UK expats in EU countries will continue to have their state pensions uprated in a no-deal Brexit scenario, the government has said.
However, the uprating of their state pensions has only been guaranteed until March 2023.
The Department for Work and Pensions announcement could result in benefit losses of nearly £50,000 over 20 years to individuals.
The plans were met with criticism by Royal London director of policy, Steve Webb, who stated: “This attempt to reassure British pensioners living in the EU will actually have the opposite effect.
“They have received repeated assurances that their pensions would be increased each year regardless of the outcome of the Brexit process.
“Today’s announcement of a time-limited guarantee will be deeply worrying to British ex-pats living in the EU.”
There are currently around 500,000 UK citizens living in the EU and benefitting from the state pension triple-lock, which increases state pension income in line with the highest average earnings, inflation or 2.5 per cent annually.
AJ Bell senior analyst, Tom Selby, added: “A no-deal Brexit creates troubling financial uncertainty for UK expats who have pursued their dream by retiring to EU countries such as Spain or France.

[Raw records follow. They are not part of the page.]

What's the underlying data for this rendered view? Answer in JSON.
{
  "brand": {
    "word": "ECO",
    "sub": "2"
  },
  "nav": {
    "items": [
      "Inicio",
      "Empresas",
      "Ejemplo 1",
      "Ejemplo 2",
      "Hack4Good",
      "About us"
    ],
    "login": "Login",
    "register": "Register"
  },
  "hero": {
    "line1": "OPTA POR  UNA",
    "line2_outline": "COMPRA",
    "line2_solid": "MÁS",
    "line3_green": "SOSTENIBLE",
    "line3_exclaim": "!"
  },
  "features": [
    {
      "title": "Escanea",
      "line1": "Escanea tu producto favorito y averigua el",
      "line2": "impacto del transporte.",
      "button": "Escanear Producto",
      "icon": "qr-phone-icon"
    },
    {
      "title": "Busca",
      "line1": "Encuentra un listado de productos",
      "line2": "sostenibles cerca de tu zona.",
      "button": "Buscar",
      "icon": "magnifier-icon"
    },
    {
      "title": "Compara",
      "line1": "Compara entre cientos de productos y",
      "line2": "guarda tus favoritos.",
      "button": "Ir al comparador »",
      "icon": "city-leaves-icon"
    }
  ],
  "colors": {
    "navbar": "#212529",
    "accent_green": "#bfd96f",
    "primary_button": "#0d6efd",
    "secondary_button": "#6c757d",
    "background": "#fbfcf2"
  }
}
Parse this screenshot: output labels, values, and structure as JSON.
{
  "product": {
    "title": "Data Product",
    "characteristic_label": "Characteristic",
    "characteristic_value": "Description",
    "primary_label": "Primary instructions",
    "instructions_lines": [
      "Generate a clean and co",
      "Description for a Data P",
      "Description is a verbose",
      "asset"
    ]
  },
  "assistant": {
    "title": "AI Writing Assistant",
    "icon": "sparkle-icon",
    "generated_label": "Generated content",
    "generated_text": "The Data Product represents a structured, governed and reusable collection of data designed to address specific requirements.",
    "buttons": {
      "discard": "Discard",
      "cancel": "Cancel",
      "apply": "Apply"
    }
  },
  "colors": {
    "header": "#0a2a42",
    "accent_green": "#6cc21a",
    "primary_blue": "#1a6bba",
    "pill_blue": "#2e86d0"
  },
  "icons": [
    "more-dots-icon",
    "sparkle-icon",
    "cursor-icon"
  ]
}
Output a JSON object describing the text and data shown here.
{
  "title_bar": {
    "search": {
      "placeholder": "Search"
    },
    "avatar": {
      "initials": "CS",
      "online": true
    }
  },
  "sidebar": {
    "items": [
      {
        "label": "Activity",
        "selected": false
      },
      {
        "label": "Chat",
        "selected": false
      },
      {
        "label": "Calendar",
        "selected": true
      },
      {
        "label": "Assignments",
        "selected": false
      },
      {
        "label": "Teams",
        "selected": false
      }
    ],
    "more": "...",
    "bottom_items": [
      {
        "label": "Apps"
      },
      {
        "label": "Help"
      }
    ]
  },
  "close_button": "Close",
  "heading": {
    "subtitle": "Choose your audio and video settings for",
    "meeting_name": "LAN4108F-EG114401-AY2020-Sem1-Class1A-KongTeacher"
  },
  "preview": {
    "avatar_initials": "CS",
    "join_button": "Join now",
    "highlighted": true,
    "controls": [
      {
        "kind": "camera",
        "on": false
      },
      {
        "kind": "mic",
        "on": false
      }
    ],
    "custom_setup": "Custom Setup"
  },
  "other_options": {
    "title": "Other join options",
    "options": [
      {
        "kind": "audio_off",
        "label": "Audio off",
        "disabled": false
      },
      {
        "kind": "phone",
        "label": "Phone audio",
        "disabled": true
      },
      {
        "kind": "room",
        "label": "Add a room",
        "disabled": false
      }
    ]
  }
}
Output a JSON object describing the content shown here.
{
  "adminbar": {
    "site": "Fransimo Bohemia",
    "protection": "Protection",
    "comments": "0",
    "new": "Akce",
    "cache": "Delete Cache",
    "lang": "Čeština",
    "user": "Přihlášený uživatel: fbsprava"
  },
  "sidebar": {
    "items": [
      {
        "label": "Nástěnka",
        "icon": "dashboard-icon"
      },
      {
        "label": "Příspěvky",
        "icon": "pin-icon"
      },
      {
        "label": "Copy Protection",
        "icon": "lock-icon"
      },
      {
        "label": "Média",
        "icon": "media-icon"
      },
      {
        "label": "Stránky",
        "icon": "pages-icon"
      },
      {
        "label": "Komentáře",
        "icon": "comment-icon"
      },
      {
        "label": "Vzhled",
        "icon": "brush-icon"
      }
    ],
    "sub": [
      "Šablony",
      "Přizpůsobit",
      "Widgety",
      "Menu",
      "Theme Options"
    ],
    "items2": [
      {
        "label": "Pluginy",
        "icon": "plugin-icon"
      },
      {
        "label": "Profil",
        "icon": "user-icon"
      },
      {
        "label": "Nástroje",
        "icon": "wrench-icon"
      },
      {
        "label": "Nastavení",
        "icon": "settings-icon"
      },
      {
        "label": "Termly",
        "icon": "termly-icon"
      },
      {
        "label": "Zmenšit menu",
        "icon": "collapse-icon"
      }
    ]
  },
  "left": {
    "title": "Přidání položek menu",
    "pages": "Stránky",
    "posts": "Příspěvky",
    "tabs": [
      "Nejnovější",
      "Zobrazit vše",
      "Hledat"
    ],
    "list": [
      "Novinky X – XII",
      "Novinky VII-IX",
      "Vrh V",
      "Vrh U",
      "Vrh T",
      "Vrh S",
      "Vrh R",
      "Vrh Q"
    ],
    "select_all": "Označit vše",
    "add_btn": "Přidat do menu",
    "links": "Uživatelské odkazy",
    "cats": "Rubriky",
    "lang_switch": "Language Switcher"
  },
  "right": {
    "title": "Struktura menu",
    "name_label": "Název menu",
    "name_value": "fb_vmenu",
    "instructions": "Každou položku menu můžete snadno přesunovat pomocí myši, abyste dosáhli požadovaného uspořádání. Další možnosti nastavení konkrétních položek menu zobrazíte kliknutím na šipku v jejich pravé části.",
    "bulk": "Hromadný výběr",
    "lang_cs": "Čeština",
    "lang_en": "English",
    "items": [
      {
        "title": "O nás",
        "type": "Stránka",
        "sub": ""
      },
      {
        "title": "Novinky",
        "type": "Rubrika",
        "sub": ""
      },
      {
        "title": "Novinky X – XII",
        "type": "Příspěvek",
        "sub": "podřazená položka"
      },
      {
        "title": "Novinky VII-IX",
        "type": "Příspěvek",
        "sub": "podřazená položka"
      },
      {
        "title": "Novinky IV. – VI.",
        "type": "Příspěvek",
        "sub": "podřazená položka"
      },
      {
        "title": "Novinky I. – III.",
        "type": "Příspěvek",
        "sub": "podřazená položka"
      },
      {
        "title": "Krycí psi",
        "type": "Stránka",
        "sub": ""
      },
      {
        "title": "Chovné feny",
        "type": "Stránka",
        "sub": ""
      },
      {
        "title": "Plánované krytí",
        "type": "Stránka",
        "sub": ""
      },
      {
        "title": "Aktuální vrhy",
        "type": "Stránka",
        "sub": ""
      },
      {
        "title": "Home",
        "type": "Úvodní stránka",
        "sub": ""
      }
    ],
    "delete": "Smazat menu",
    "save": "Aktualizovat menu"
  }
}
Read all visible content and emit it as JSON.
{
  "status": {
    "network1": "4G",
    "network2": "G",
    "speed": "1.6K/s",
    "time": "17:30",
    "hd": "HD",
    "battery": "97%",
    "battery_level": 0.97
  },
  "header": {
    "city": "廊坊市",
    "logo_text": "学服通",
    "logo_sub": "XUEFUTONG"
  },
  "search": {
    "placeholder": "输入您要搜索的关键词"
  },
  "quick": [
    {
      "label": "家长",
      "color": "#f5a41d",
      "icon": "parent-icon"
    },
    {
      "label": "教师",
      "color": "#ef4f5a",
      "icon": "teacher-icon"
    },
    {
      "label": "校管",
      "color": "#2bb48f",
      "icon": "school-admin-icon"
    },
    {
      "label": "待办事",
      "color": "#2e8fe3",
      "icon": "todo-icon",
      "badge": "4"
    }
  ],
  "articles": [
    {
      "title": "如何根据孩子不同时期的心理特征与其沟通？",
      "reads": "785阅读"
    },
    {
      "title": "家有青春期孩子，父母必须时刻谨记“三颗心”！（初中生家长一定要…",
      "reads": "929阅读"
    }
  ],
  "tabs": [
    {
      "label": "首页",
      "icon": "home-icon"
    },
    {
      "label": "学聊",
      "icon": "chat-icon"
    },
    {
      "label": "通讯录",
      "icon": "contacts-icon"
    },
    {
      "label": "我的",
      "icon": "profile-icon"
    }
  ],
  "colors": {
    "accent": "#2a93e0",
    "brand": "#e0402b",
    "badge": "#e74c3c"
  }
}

“At the moment the UK’s membership of the EU means people moving to Europe automatically benefit from state pension uprating in line with the hugely valuable triple-lock.
“Anyone who is currently retired on the continent, or is considering doing so in the coming years, should factor in the possible loss of state pension uprating into their income planning.”
Assuming that the flat-rate state pension is frozen at the 2019/20 level of £8,767 per year and compared to a state pension updated by 2.5 per cent annually, the total income over 20 years would be £175,344, compare to £223,955.